Throughout this biography I was struck by the ways in which our situation today reflects the situations that Douglas faced.  The rhetoric used against Douglas and the CCF in political campaigns, both in Saskatchewan and federally, compared them to Nazis and Communists in the same sentence, charged that they would confiscate farms and require all citizens to work for the government, and many other baseless claims; these make our attack ads today seem petty and tame by comparison.  And the reaction against their proposed universal health care included the charge that “bureaucrats would commit women with menopausal symptoms to insane asylums”, which sounds just as bizarre as the reaction to the so-called Obamacare that continues to rage in the US.

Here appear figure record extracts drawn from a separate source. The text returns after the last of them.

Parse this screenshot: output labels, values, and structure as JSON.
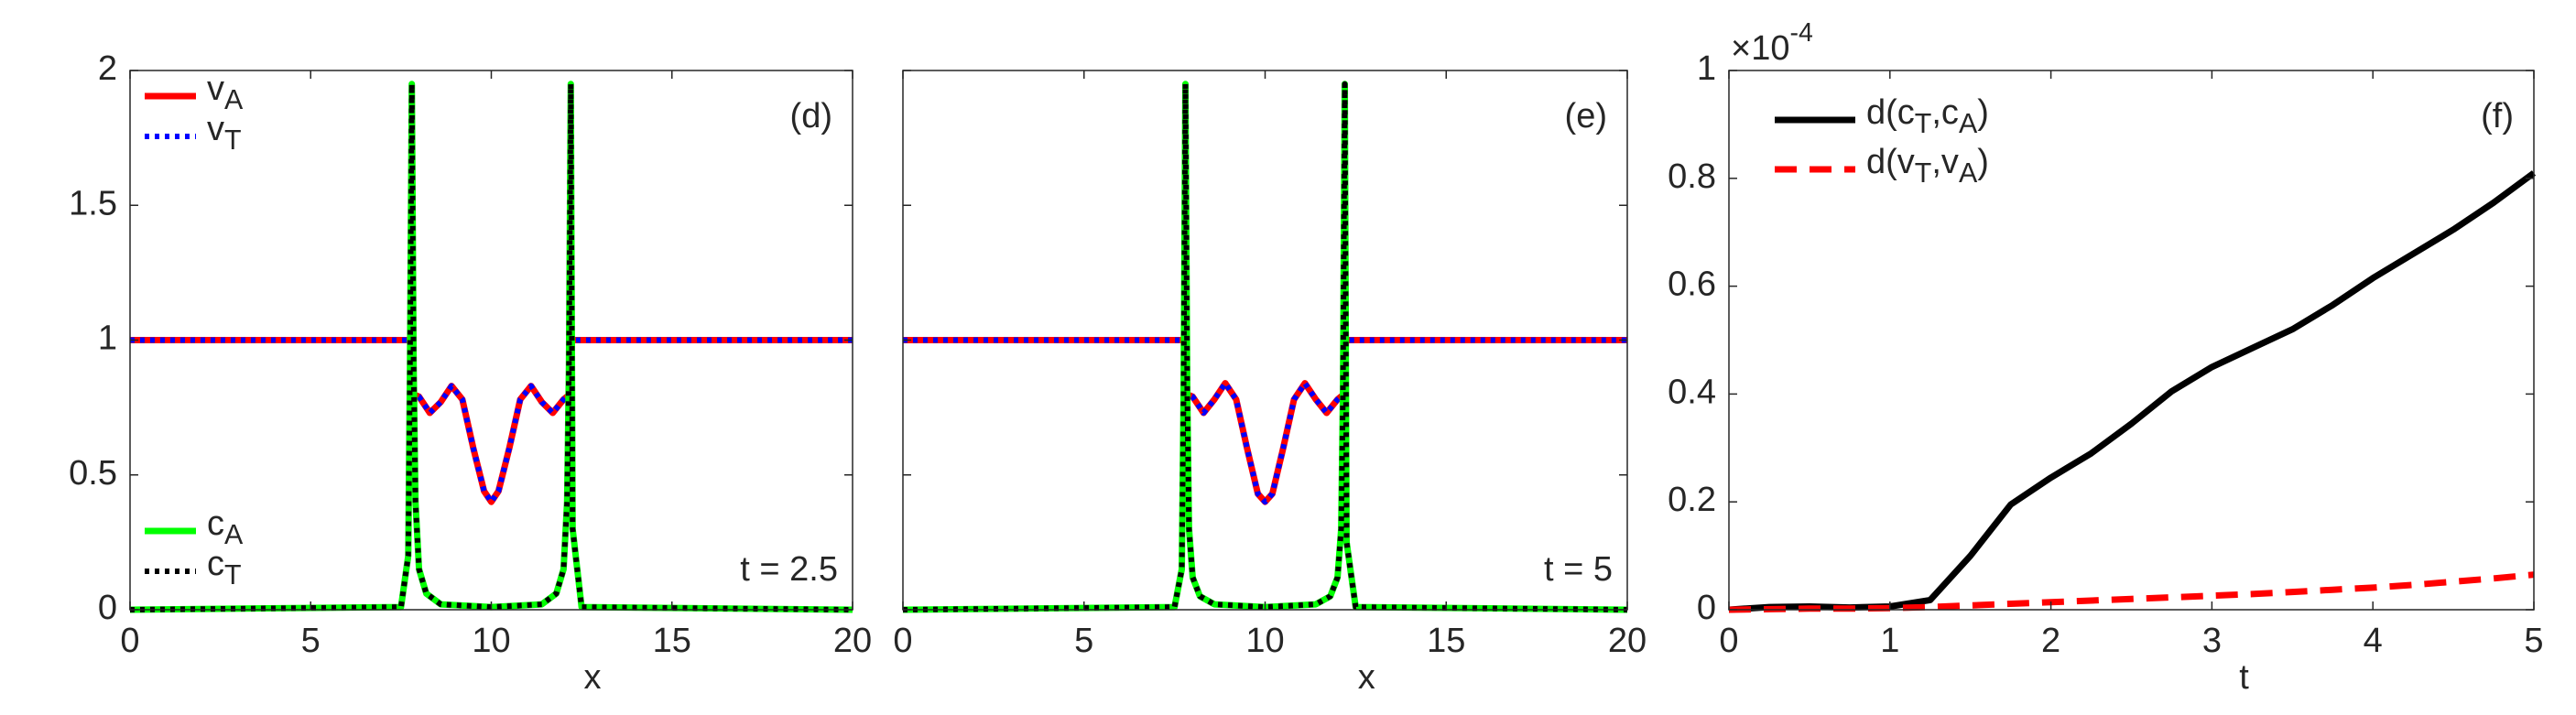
{
  "chart_data": [
    {
      "type": "line",
      "panel_label": "(d)",
      "annotation": "t = 2.5",
      "xlabel": "x",
      "xlim": [
        0,
        20
      ],
      "xticks": [
        0,
        5,
        10,
        15,
        20
      ],
      "ylim": [
        0,
        2
      ],
      "yticks": [
        0,
        0.5,
        1,
        1.5,
        2
      ],
      "ytick_labels": true,
      "series": [
        {
          "name": "v_A",
          "color": "#ff0000",
          "dash": "solid",
          "legend": "upper left",
          "x": [
            0,
            7.8,
            7.82,
            8.0,
            8.3,
            8.6,
            8.9,
            9.2,
            9.5,
            9.8,
            10.0,
            10.2,
            10.5,
            10.8,
            11.1,
            11.4,
            11.7,
            12.0,
            12.18,
            12.2,
            20
          ],
          "values": [
            1,
            1,
            0.8,
            0.79,
            0.73,
            0.77,
            0.83,
            0.78,
            0.6,
            0.44,
            0.4,
            0.44,
            0.6,
            0.78,
            0.83,
            0.77,
            0.73,
            0.78,
            0.8,
            1,
            1
          ]
        },
        {
          "name": "v_T",
          "color": "#0000ff",
          "dash": "dotted",
          "legend": "upper left",
          "x": [
            0,
            7.8,
            7.82,
            8.0,
            8.3,
            8.6,
            8.9,
            9.2,
            9.5,
            9.8,
            10.0,
            10.2,
            10.5,
            10.8,
            11.1,
            11.4,
            11.7,
            12.0,
            12.18,
            12.2,
            20
          ],
          "values": [
            1,
            1,
            0.8,
            0.79,
            0.73,
            0.77,
            0.83,
            0.78,
            0.6,
            0.44,
            0.4,
            0.44,
            0.6,
            0.78,
            0.83,
            0.77,
            0.73,
            0.78,
            0.8,
            1,
            1
          ]
        },
        {
          "name": "c_A",
          "color": "#00ff00",
          "dash": "solid",
          "legend": "lower left",
          "x": [
            0,
            7.5,
            7.7,
            7.75,
            7.8,
            7.85,
            7.9,
            8.0,
            8.2,
            8.6,
            10,
            11.4,
            11.8,
            12.0,
            12.1,
            12.15,
            12.2,
            12.25,
            12.5,
            20
          ],
          "values": [
            0,
            0.01,
            0.2,
            0.9,
            1.95,
            0.9,
            0.4,
            0.15,
            0.06,
            0.02,
            0.01,
            0.02,
            0.06,
            0.15,
            0.4,
            0.9,
            1.95,
            0.3,
            0.01,
            0
          ]
        },
        {
          "name": "c_T",
          "color": "#000000",
          "dash": "dotted",
          "legend": "lower left",
          "x": [
            0,
            7.5,
            7.7,
            7.75,
            7.8,
            7.85,
            7.9,
            8.0,
            8.2,
            8.6,
            10,
            11.4,
            11.8,
            12.0,
            12.1,
            12.15,
            12.2,
            12.25,
            12.5,
            20
          ],
          "values": [
            0,
            0.01,
            0.2,
            0.9,
            1.95,
            0.9,
            0.4,
            0.15,
            0.06,
            0.02,
            0.01,
            0.02,
            0.06,
            0.15,
            0.4,
            0.9,
            1.95,
            0.3,
            0.01,
            0
          ]
        }
      ]
    },
    {
      "type": "line",
      "panel_label": "(e)",
      "annotation": "t = 5",
      "xlabel": "x",
      "xlim": [
        0,
        20
      ],
      "xticks": [
        0,
        5,
        10,
        15,
        20
      ],
      "ylim": [
        0,
        2
      ],
      "yticks": [
        0,
        0.5,
        1,
        1.5,
        2
      ],
      "ytick_labels": false,
      "series": [
        {
          "color": "#ff0000",
          "dash": "solid",
          "x": [
            0,
            7.8,
            7.82,
            8.0,
            8.3,
            8.6,
            8.9,
            9.2,
            9.5,
            9.8,
            10.0,
            10.2,
            10.5,
            10.8,
            11.1,
            11.4,
            11.7,
            12.0,
            12.18,
            12.2,
            20
          ],
          "values": [
            1,
            1,
            0.8,
            0.79,
            0.73,
            0.78,
            0.84,
            0.78,
            0.6,
            0.43,
            0.4,
            0.43,
            0.6,
            0.78,
            0.84,
            0.78,
            0.73,
            0.78,
            0.8,
            1,
            1
          ]
        },
        {
          "color": "#0000ff",
          "dash": "dotted",
          "x": [
            0,
            7.8,
            7.82,
            8.0,
            8.3,
            8.6,
            8.9,
            9.2,
            9.5,
            9.8,
            10.0,
            10.2,
            10.5,
            10.8,
            11.1,
            11.4,
            11.7,
            12.0,
            12.18,
            12.2,
            20
          ],
          "values": [
            1,
            1,
            0.8,
            0.79,
            0.73,
            0.78,
            0.84,
            0.78,
            0.6,
            0.43,
            0.4,
            0.43,
            0.6,
            0.78,
            0.84,
            0.78,
            0.73,
            0.78,
            0.8,
            1,
            1
          ]
        },
        {
          "color": "#00ff00",
          "dash": "solid",
          "x": [
            0,
            7.5,
            7.7,
            7.75,
            7.8,
            7.85,
            7.9,
            8.0,
            8.2,
            8.6,
            10,
            11.4,
            11.8,
            12.0,
            12.1,
            12.15,
            12.2,
            12.25,
            12.5,
            20
          ],
          "values": [
            0,
            0.01,
            0.15,
            0.8,
            1.95,
            0.8,
            0.3,
            0.12,
            0.05,
            0.02,
            0.01,
            0.02,
            0.05,
            0.12,
            0.3,
            0.8,
            1.95,
            0.25,
            0.01,
            0
          ]
        },
        {
          "color": "#000000",
          "dash": "dotted",
          "x": [
            0,
            7.5,
            7.7,
            7.75,
            7.8,
            7.85,
            7.9,
            8.0,
            8.2,
            8.6,
            10,
            11.4,
            11.8,
            12.0,
            12.1,
            12.15,
            12.2,
            12.25,
            12.5,
            20
          ],
          "values": [
            0,
            0.01,
            0.15,
            0.8,
            1.95,
            0.8,
            0.3,
            0.12,
            0.05,
            0.02,
            0.01,
            0.02,
            0.05,
            0.12,
            0.3,
            0.8,
            1.95,
            0.25,
            0.01,
            0
          ]
        }
      ]
    },
    {
      "type": "line",
      "panel_label": "(f)",
      "xlabel": "t",
      "y_exponent": "×10^-4",
      "xlim": [
        0,
        5
      ],
      "xticks": [
        0,
        1,
        2,
        3,
        4,
        5
      ],
      "ylim": [
        0,
        1
      ],
      "yticks": [
        0,
        0.2,
        0.4,
        0.6,
        0.8,
        1
      ],
      "ytick_labels": true,
      "series": [
        {
          "name": "d(c_T,c_A)",
          "color": "#000000",
          "dash": "solid",
          "legend": "upper left",
          "x": [
            0,
            0.25,
            0.5,
            0.75,
            1,
            1.25,
            1.5,
            1.75,
            2,
            2.25,
            2.5,
            2.75,
            3,
            3.25,
            3.5,
            3.75,
            4,
            4.25,
            4.5,
            4.75,
            5
          ],
          "values": [
            0,
            0.005,
            0.006,
            0.004,
            0.006,
            0.018,
            0.1,
            0.195,
            0.245,
            0.29,
            0.345,
            0.405,
            0.45,
            0.485,
            0.52,
            0.565,
            0.615,
            0.66,
            0.705,
            0.755,
            0.81
          ]
        },
        {
          "name": "d(v_T,v_A)",
          "color": "#ff0000",
          "dash": "dashed",
          "legend": "upper left",
          "x": [
            0,
            0.25,
            0.5,
            0.75,
            1,
            1.25,
            1.5,
            1.75,
            2,
            2.25,
            2.5,
            2.75,
            3,
            3.25,
            3.5,
            3.75,
            4,
            4.25,
            4.5,
            4.75,
            5
          ],
          "values": [
            0,
            0.001,
            0.002,
            0.002,
            0.003,
            0.005,
            0.008,
            0.011,
            0.014,
            0.017,
            0.02,
            0.023,
            0.026,
            0.029,
            0.033,
            0.037,
            0.041,
            0.046,
            0.052,
            0.058,
            0.065
          ]
        }
      ]
    }
  ]
}
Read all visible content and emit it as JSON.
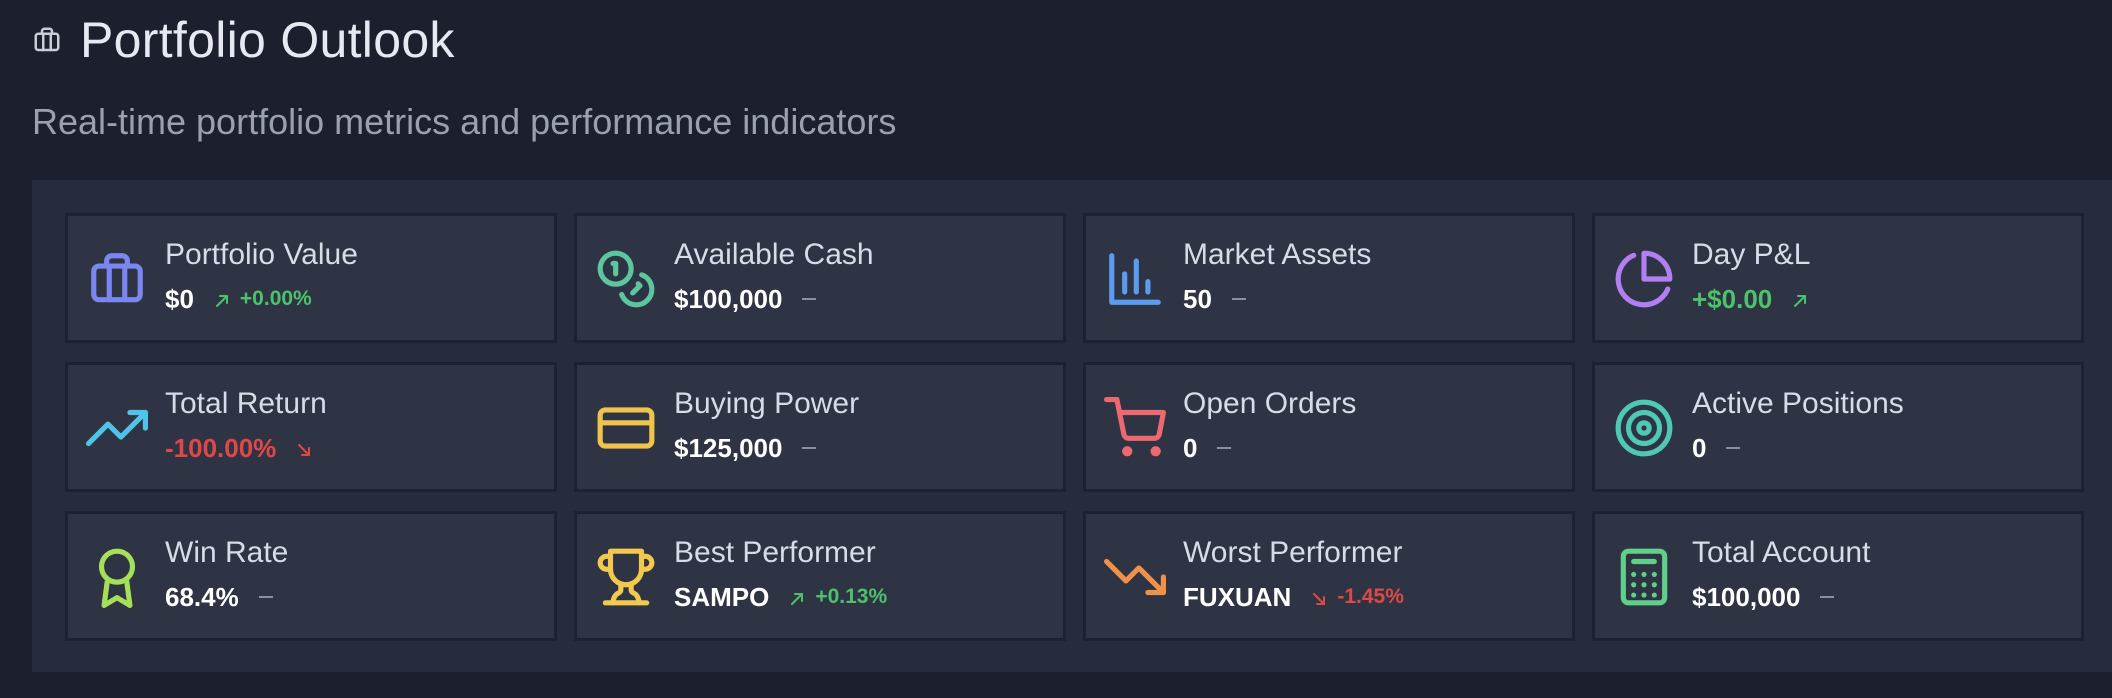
{
  "header": {
    "title": "Portfolio Outlook",
    "title_icon": "briefcase-icon",
    "subtitle": "Real-time portfolio metrics and performance indicators"
  },
  "cards": [
    {
      "label": "Portfolio Value",
      "value": "$0",
      "trend_text": "+0.00%",
      "trend": "up",
      "icon": "briefcase-icon",
      "icon_color": "#7b86f0"
    },
    {
      "label": "Available Cash",
      "value": "$100,000",
      "trend_text": "",
      "trend": "neutral",
      "icon": "coins-icon",
      "icon_color": "#5cc79e"
    },
    {
      "label": "Market Assets",
      "value": "50",
      "trend_text": "",
      "trend": "neutral",
      "icon": "bar-chart-icon",
      "icon_color": "#5b9bf0"
    },
    {
      "label": "Day P&L",
      "value": "+$0.00",
      "trend_text": "",
      "trend": "up",
      "icon": "pie-chart-icon",
      "icon_color": "#b27ff2"
    },
    {
      "label": "Total Return",
      "value": "-100.00%",
      "trend_text": "",
      "trend": "down",
      "icon": "trending-up-icon",
      "icon_color": "#4fc3e8"
    },
    {
      "label": "Buying Power",
      "value": "$125,000",
      "trend_text": "",
      "trend": "neutral",
      "icon": "credit-card-icon",
      "icon_color": "#f0c44c"
    },
    {
      "label": "Open Orders",
      "value": "0",
      "trend_text": "",
      "trend": "neutral",
      "icon": "shopping-cart-icon",
      "icon_color": "#ec6a6f"
    },
    {
      "label": "Active Positions",
      "value": "0",
      "trend_text": "",
      "trend": "neutral",
      "icon": "target-icon",
      "icon_color": "#4ecab2"
    },
    {
      "label": "Win Rate",
      "value": "68.4%",
      "trend_text": "",
      "trend": "neutral",
      "icon": "award-icon",
      "icon_color": "#a6e05a"
    },
    {
      "label": "Best Performer",
      "value": "SAMPO",
      "trend_text": "+0.13%",
      "trend": "up",
      "icon": "trophy-icon",
      "icon_color": "#f2c94c"
    },
    {
      "label": "Worst Performer",
      "value": "FUXUAN",
      "trend_text": "-1.45%",
      "trend": "down",
      "icon": "trending-down-icon",
      "icon_color": "#f0914a"
    },
    {
      "label": "Total Account",
      "value": "$100,000",
      "trend_text": "",
      "trend": "neutral",
      "icon": "calculator-icon",
      "icon_color": "#5fcf8a"
    }
  ],
  "colors": {
    "up": "#4cc36b",
    "down": "#e04848",
    "neutral": "#8a90a0"
  }
}
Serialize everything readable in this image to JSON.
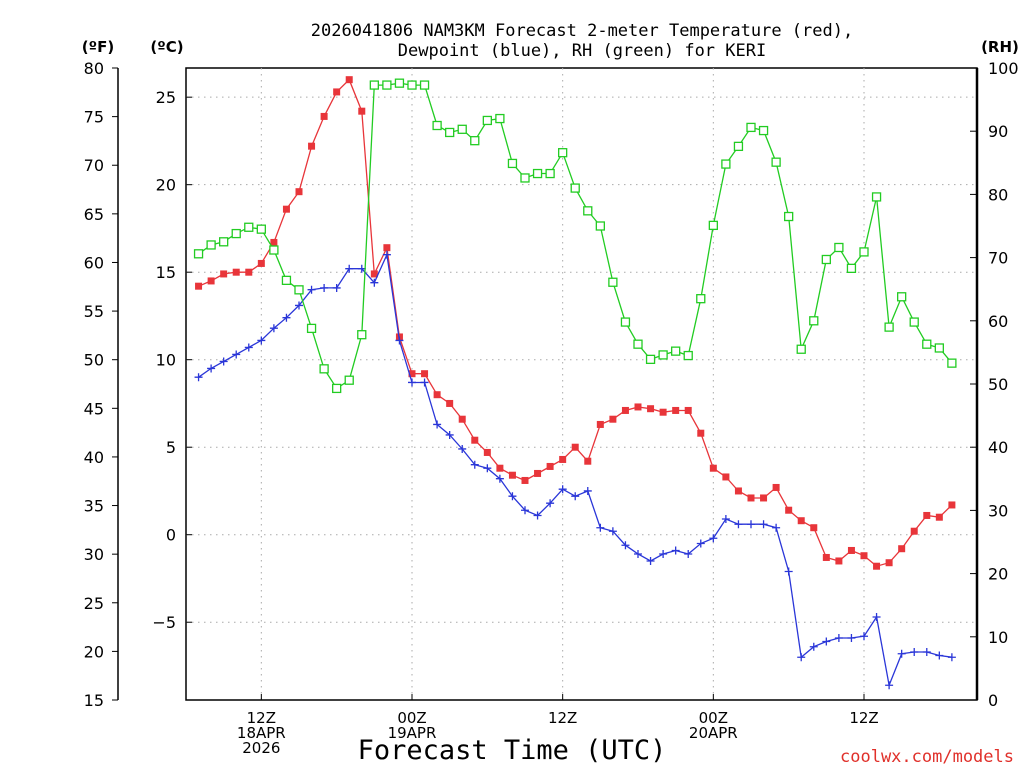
{
  "chart_data": {
    "type": "line",
    "title_line1": "2026041806 NAM3KM Forecast 2-meter Temperature (red),",
    "title_line2": "Dewpoint (blue), RH (green) for KERI",
    "xlabel": "Forecast Time (UTC)",
    "watermark": "coolwx.com/models",
    "left_outer_unit": "(ºF)",
    "left_inner_unit": "(ºC)",
    "right_unit": "(RH)",
    "x_range_hours": [
      0,
      63
    ],
    "x_ticks": [
      {
        "hour": 6,
        "line1": "12Z",
        "line2": "18APR",
        "line3": "2026"
      },
      {
        "hour": 18,
        "line1": "00Z",
        "line2": "19APR",
        "line3": ""
      },
      {
        "hour": 30,
        "line1": "12Z",
        "line2": "",
        "line3": ""
      },
      {
        "hour": 42,
        "line1": "00Z",
        "line2": "20APR",
        "line3": ""
      },
      {
        "hour": 54,
        "line1": "12Z",
        "line2": "",
        "line3": ""
      }
    ],
    "ylim_c": [
      -9.444,
      26.667
    ],
    "y_ticks_c": [
      -5,
      0,
      5,
      10,
      15,
      20,
      25
    ],
    "y_ticks_f": [
      15,
      20,
      25,
      30,
      35,
      40,
      45,
      50,
      55,
      60,
      65,
      70,
      75,
      80
    ],
    "ylim_rh": [
      0,
      100
    ],
    "y_ticks_rh": [
      0,
      10,
      20,
      30,
      40,
      50,
      60,
      70,
      80,
      90,
      100
    ],
    "colors": {
      "temperature": "#e8353a",
      "dewpoint": "#2a36d8",
      "rh": "#22cc22",
      "watermark": "#e0302a"
    },
    "series": [
      {
        "name": "Temperature (°C)",
        "axis": "c",
        "marker": "square-filled",
        "values": [
          14.2,
          14.5,
          14.9,
          15.0,
          15.0,
          15.5,
          16.7,
          18.6,
          19.6,
          22.2,
          23.9,
          25.3,
          26.0,
          24.2,
          14.9,
          16.4,
          11.3,
          9.2,
          9.2,
          8.0,
          7.5,
          6.6,
          5.4,
          4.7,
          3.8,
          3.4,
          3.1,
          3.5,
          3.9,
          4.3,
          5.0,
          4.2,
          6.3,
          6.6,
          7.1,
          7.3,
          7.2,
          7.0,
          7.1,
          7.1,
          5.8,
          3.8,
          3.3,
          2.5,
          2.1,
          2.1,
          2.7,
          1.4,
          0.8,
          0.4,
          -1.3,
          -1.5,
          -0.9,
          -1.2,
          -1.8,
          -1.6,
          -0.8,
          0.2,
          1.1,
          1.0,
          1.7
        ]
      },
      {
        "name": "Dewpoint (°C)",
        "axis": "c",
        "marker": "plus",
        "values": [
          9.0,
          9.5,
          9.9,
          10.3,
          10.7,
          11.1,
          11.8,
          12.4,
          13.1,
          14.0,
          14.1,
          14.1,
          15.2,
          15.2,
          14.4,
          16.0,
          11.1,
          8.7,
          8.7,
          6.3,
          5.7,
          4.9,
          4.0,
          3.8,
          3.2,
          2.2,
          1.4,
          1.1,
          1.8,
          2.6,
          2.2,
          2.5,
          0.4,
          0.2,
          -0.6,
          -1.1,
          -1.5,
          -1.1,
          -0.9,
          -1.1,
          -0.5,
          -0.2,
          0.9,
          0.6,
          0.6,
          0.6,
          0.4,
          -2.1,
          -7.0,
          -6.4,
          -6.1,
          -5.9,
          -5.9,
          -5.8,
          -4.7,
          -8.6,
          -6.8,
          -6.7,
          -6.7,
          -6.9,
          -7.0
        ]
      },
      {
        "name": "Relative Humidity (%)",
        "axis": "rh",
        "marker": "square-open",
        "values": [
          70.6,
          72.0,
          72.5,
          73.8,
          74.8,
          74.5,
          71.2,
          66.4,
          64.9,
          58.8,
          52.4,
          49.3,
          50.6,
          57.8,
          97.3,
          97.3,
          97.6,
          97.3,
          97.3,
          90.9,
          89.8,
          90.3,
          88.5,
          91.7,
          92.0,
          84.9,
          82.6,
          83.3,
          83.3,
          86.6,
          81.0,
          77.4,
          75.0,
          66.1,
          59.8,
          56.3,
          53.9,
          54.6,
          55.2,
          54.5,
          63.5,
          75.1,
          84.8,
          87.6,
          90.6,
          90.1,
          85.1,
          76.5,
          55.5,
          60.0,
          69.7,
          71.6,
          68.3,
          70.9,
          79.6,
          59.0,
          63.8,
          59.8,
          56.3,
          55.7,
          53.3
        ]
      }
    ]
  }
}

Today, all of the angry rhetoric and baseless claims are against the suggestion that we need a system that is environmentally and economically sustainable.  Sustainability, like universal health care, is a sensible solution to problems caused by our society.  It's not partisan ideology.  Like healthcare, a government policy on sustainability is simply Canadians doing together what we already do individually: take care of each other.  In the midst of all of the debates about climate and oil, it's easy to lose sight of that.  We need new Tommy Douglases to rise above the rhetoric and insist on what is right.